Tweede middel: schending van artikel 4, leden 4 en 5, van verordening 1049/2001

Aangezien zij een besluit heeft genomen over de toegang tot een document dat van de Republiek Polen afkomstig is, was de Commissie verplicht die staat op grond van artikel 4, lid 4, van de verordening te raadplegen, hetgeen zij niet heeft gedaan. Toegang tot het document dat afkomstig is van de Republiek Polen had, bij gebrek aan verzet daartegen op grond van artikel 4, lid 5, van de verordening, slechts kunnen worden geweigerd onder buitengewone omstandigheden, waarvan in casu geen sprake is.

3.

Derde middel: schending van artikel 296 VWEU

De Commissie heeft op geen enkele wijze gemotiveerd waarom zij bevoegd zou zijn tot het nemen van een besluit met betrekking tot het betwiste onderdeel, hoewel verzoekende partij zich in haar confirmatieve verzoek nadrukkelijk heeft gericht op de kwestie van het ontbreken van de bevoegdheid van de Commissie.
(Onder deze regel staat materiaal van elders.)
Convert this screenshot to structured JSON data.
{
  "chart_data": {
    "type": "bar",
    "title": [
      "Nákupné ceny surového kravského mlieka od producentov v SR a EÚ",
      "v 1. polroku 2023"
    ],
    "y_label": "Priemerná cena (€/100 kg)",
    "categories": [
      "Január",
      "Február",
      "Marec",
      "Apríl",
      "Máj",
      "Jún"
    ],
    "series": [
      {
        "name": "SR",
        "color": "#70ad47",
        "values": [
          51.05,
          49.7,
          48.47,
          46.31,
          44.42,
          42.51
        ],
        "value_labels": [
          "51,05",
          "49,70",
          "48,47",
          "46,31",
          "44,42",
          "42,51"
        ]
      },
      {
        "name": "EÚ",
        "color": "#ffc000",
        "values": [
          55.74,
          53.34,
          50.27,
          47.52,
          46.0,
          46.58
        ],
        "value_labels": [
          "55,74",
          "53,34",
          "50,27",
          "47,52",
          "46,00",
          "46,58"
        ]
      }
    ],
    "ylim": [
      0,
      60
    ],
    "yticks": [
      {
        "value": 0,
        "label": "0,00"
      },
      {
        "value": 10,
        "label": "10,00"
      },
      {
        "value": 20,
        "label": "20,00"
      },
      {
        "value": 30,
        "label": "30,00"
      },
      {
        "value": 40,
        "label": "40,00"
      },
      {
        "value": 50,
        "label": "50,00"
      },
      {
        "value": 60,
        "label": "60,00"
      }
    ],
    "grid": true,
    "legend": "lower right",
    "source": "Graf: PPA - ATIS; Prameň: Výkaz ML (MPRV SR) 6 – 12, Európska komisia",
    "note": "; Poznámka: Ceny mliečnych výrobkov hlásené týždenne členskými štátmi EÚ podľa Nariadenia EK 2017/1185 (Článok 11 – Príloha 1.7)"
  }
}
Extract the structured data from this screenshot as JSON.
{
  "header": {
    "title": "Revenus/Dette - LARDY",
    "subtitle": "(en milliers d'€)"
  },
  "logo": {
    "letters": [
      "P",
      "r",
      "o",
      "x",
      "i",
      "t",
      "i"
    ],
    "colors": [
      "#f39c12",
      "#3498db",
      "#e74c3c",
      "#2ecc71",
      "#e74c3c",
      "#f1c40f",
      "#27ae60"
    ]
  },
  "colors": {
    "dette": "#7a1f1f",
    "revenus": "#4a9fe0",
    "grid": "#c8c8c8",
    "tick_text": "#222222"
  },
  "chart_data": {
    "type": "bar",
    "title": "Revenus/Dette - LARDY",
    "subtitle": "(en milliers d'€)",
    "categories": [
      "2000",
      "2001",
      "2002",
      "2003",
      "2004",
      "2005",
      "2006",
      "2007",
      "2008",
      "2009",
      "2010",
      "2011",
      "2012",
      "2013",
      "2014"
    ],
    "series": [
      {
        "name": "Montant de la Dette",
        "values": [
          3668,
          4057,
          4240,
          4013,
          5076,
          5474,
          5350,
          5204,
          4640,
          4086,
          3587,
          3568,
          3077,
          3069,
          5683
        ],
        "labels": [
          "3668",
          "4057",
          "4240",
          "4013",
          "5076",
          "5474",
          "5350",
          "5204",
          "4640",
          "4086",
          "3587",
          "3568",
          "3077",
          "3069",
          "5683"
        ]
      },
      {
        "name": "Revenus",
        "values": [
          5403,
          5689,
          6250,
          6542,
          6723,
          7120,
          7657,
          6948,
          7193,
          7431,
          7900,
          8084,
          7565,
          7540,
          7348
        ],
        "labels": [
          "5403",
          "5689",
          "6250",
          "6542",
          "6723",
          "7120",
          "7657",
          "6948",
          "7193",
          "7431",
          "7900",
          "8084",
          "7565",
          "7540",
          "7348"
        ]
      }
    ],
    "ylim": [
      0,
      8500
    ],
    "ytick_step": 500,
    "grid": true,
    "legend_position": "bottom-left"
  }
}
De motivering van het betwiste besluit bevat geen verklaring daaromtrent, waardoor het voor verzoekende partij onmogelijk is haar rechten voor het Gerecht naar behoren te verdedigen.

4.

Vierde middel: exceptie van nietigheid krachtens artikel 277 VWEU

Voor het geval het Gerecht, ondanks de argumenten van het eerste middel, mocht besluiten dat artikel 5, tweede alinea, van verordening nr. 1049/2001 aldus moet worden begrepen dat wanneer een lidstaat een verzoek tot toegang tot een document dat in zijn bezit is, doorgeleidt aan een instelling van de Unie, deze doorgeleiding de desbetreffende instelling machtigt over het verzoek een bindend besluit te nemen, voert verzoekster aan dat artikel 5, indien zij aldus moet worden begrepen, als geschikte rechtsgrondslag niet artikel 15, lid 3, VWEU respectievelijk artikel 255 EG kan hebben en derhalve nietig is. Bovendien is de aldus begrepen bepaling in strijd met de motivering van verordening nr. 1049/2001, hetgeen tot nietigheid ervan krachtens artikel 296 VWEU (artikel 253 EG) leidt.